San Carlos will not require large grocery and drug store chains in its city to provide hazard pay to their frontline workers the COVID-19 pandemic.

While Peninsula cities including Daly City, South San Francisco and Millbrae have imposed $5 per hour hazard pay for frontline employees of large grocery and drug stores and Redwood City appears headed in that direction, the proposal to explore a similar ordinance in San Carlos did not have enough support on City Council Tuesday.

A hazard pay ordinance in San Carlos would likely impact Lucky’s, Trader Joe’s, Walgreens, CVS and Dollar Tree.

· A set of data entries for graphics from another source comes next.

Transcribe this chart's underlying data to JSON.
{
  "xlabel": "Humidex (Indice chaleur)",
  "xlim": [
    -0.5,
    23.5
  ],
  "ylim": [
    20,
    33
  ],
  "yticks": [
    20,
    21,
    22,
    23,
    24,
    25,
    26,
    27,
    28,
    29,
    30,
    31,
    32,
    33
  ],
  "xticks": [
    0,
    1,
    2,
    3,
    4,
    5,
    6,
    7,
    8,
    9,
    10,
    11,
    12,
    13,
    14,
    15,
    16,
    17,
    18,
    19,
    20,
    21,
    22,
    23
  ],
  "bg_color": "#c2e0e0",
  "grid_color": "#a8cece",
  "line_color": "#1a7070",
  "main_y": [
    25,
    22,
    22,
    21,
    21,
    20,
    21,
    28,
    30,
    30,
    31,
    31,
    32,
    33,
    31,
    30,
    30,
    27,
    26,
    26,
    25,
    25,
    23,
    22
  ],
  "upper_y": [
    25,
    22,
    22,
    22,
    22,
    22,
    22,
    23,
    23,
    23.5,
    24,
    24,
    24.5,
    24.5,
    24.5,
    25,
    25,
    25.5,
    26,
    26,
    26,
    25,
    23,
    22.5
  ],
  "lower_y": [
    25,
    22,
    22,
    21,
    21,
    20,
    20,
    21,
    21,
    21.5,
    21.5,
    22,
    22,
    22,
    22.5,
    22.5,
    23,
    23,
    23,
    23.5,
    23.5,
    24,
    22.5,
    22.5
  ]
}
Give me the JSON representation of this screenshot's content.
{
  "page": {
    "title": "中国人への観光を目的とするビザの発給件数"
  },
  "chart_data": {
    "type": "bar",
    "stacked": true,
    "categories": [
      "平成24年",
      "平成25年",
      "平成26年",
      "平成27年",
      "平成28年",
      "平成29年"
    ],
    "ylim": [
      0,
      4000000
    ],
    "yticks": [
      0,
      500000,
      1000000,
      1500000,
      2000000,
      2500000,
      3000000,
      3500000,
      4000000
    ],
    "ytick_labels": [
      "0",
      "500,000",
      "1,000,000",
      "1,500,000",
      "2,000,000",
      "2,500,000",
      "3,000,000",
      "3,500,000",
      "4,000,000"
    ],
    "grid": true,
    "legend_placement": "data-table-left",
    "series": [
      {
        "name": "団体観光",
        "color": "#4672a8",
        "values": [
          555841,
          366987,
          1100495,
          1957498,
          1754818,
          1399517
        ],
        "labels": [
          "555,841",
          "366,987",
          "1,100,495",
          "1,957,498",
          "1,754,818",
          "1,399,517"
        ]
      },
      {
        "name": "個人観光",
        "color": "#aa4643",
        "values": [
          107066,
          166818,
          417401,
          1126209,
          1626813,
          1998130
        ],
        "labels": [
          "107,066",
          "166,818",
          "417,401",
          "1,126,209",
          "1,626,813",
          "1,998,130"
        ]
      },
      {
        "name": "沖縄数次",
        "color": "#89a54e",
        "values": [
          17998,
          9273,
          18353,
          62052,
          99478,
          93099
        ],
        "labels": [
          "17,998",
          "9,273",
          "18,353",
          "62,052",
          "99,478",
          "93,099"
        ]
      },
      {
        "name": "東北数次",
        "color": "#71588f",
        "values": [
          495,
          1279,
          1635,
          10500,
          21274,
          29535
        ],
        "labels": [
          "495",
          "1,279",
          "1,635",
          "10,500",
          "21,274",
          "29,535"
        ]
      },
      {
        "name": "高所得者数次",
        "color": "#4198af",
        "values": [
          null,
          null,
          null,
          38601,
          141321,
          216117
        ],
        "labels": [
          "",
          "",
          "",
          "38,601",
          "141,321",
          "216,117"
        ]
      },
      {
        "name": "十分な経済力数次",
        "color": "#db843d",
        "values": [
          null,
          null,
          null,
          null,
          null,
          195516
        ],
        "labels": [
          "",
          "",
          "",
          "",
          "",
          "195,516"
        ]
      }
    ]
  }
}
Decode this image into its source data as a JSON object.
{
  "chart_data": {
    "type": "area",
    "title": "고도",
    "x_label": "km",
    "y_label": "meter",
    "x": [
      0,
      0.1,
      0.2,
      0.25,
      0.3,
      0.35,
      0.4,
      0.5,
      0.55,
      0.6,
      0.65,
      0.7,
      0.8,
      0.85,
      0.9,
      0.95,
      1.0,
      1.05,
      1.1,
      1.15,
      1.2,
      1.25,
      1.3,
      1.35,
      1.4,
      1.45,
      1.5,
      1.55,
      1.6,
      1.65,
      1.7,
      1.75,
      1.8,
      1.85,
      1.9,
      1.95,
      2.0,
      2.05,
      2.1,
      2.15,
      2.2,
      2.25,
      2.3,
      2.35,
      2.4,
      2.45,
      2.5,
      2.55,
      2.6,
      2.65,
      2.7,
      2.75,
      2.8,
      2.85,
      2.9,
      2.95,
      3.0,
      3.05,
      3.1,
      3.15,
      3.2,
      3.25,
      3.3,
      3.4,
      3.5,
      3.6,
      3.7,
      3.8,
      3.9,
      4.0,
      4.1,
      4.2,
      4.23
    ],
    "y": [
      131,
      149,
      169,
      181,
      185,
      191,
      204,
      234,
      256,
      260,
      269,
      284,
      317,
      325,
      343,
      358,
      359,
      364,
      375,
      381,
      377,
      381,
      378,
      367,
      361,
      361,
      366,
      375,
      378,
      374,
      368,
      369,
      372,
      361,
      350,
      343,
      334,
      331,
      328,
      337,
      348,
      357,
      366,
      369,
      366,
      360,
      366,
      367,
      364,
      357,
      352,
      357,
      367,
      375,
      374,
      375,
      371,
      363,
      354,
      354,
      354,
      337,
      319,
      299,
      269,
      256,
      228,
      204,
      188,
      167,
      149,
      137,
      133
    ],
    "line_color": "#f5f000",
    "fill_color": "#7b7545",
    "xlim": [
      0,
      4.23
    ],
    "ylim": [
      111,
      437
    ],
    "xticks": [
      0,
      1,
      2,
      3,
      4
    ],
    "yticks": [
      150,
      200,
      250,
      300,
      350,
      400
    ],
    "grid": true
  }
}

Councilmembers who opposed such an ordinance, including Ron Collins and John Dugan and Vice Mayor Sara McDowell, expressed concern over the timing and legal ramifications of the proposal, and believe it isn’t equitable to target a small number of employers to benefit certain city workers but not others. Dugan said setting of the city’s minimum wage, which was raised to $15.24 this year, along with affordable housing initiatives are more equitable ways the city can lift up workers. The city could use funding that will be provided to cities from President Biden’s $1.9 trillion American Rescue Plan to help frontline workers, Dugan added.

McDowell echoed the need for more equitable relief initiatives that doesn’t favor some frontline workers over others. She said the threat of substantial legal fees to defend the city in federal court gave her pause as well, noting Daly City is currently being sued over its hazard pay ordinance. San Carlos’ budget currently can’t afford that scenario, she said.

Councilmembers who supported looking into a hazard pay ordinance, including Adam Rak and Mayor Laura Parmer-Lohan, believe the city needs to support frontline employees in cases were their employers have not. Parmer-Lohan cautioned that the pandemic’s end is unknown given sluggish rollout of the vaccines and the unknown impacts of COVID-19 variants. She felt the city needed to meet the moment at a time when large chains have stopped voluntarily providing hazard pay to their workers while they continue to rake in large profits.